Jamais Kofi Annan n'aura été aussi teigneux dans une opposition à un chef d'Etat qu'il l'est vis-à-vis du président ivoirien Laurent Gbagbo. Jamais aussi dans sa rage d'avoir raison d'un adversaire, il ne sera allé aussi loin, au risque de se couvrir de honte mais aussi de dévoiler aux yeux de tous, ses intentions cachées. En effet, en envoyant une facture en bonne et due forme de plus de 3,5 millions de dollars US (environ 2 milliards de F.CFA) au Président ivoirien, pour le préjudice matériel subi par l'ONU suite aux évènements de Guiglo, le patron de la "Maison de Verre" pose un acte de plus qui montre sa posture partisane dans la crise ivoirienne. Mais par cet "aveu" également, il bafoue la dignité des Africains.

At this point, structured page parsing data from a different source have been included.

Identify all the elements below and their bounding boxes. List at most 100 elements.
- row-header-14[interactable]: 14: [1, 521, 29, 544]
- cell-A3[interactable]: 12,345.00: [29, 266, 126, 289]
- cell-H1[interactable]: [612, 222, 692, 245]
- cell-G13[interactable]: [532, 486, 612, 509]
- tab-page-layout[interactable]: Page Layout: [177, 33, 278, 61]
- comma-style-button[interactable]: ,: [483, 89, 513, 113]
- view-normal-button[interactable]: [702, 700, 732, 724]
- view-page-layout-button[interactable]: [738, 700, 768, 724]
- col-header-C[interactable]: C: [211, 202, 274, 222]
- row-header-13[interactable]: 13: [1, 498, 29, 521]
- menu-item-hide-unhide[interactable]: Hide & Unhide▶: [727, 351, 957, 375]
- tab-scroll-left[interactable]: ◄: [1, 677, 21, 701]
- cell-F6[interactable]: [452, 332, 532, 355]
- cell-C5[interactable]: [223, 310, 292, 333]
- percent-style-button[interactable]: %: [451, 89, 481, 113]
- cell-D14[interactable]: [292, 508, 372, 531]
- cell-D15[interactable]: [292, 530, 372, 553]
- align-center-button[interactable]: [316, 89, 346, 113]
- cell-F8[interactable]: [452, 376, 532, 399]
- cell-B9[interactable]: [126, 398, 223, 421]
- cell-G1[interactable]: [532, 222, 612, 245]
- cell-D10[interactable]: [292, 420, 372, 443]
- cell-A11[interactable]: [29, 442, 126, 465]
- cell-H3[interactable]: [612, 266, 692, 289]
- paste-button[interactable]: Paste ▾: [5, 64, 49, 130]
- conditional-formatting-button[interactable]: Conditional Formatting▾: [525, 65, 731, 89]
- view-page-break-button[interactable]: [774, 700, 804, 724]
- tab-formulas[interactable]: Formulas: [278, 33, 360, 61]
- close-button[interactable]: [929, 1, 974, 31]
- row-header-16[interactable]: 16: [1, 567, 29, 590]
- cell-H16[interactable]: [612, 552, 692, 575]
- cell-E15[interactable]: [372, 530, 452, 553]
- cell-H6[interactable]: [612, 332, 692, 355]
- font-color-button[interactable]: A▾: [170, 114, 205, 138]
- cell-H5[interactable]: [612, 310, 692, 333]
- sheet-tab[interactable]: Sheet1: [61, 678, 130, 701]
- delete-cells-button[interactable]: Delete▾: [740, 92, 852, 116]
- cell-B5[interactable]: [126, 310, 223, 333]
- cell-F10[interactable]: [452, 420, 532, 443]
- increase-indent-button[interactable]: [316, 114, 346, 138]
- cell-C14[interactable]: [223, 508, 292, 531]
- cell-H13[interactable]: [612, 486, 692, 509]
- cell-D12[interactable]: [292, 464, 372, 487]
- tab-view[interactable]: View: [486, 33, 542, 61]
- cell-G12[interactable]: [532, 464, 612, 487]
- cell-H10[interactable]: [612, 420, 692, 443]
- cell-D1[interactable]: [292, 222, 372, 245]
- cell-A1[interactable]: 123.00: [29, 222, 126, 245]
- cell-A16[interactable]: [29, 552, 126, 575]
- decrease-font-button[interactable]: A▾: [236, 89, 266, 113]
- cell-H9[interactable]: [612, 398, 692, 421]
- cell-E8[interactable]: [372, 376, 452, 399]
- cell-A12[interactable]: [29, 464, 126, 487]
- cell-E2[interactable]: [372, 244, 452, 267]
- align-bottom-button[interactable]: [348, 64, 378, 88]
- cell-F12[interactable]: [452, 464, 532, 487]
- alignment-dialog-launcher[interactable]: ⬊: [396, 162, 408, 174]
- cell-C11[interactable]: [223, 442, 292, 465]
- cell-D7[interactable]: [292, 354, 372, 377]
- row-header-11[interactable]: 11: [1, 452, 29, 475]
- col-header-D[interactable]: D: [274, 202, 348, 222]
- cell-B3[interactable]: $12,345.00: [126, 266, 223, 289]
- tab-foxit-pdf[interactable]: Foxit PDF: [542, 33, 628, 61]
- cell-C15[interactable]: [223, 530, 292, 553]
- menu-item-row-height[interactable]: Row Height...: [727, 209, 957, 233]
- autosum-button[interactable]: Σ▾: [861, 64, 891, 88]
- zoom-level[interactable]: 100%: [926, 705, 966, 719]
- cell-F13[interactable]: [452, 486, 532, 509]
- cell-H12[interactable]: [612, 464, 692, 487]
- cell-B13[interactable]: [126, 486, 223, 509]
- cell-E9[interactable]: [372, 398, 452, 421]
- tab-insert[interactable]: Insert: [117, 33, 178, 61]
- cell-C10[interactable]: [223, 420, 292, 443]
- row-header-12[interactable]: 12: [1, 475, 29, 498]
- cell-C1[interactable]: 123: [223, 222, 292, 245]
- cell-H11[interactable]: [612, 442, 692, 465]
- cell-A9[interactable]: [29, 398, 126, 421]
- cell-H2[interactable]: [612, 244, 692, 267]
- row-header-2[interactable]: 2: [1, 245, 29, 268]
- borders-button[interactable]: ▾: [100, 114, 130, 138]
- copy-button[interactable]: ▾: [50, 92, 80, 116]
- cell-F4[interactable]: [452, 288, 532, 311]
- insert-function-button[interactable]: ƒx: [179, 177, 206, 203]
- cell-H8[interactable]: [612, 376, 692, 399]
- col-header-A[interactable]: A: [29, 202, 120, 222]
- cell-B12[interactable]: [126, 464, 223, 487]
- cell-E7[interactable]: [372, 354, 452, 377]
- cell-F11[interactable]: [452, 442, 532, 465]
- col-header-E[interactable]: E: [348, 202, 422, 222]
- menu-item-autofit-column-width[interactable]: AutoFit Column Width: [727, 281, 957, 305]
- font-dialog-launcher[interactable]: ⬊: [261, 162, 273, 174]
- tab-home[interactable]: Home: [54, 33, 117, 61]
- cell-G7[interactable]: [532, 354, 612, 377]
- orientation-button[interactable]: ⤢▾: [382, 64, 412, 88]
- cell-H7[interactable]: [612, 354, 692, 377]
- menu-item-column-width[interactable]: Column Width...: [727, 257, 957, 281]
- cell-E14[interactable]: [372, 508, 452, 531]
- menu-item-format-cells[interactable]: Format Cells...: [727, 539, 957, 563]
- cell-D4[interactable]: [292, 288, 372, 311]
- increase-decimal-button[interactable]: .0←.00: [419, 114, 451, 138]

Il suffit pour s'en convaincre, de repenser au comportement des troupes onusiennes envoyées en interposition à travers le monde et spécialement sur le continent. Rares sont les pays où les Casques bleus envoyés n'ont pas eu à commettre des exactions à l'encontre de populations : trafics en tout genre, viols, esclavage sexuel mais aussi homicides… Et jamais on n'a vu ces populations ni leurs Etats présenter des factures aux Nations Unies pour réparation des préjudices subis. Plus caractéristique, il est arrivé que les populations elles-mêmes s'en prennent aux Nations Unies en réaction contre ce qu'elles subissaient. Cela s'est passé au Timor, au Rwanda, au Burundi mais cela se passe également en Haïti, en RDC, en Erythrée, au Darfour…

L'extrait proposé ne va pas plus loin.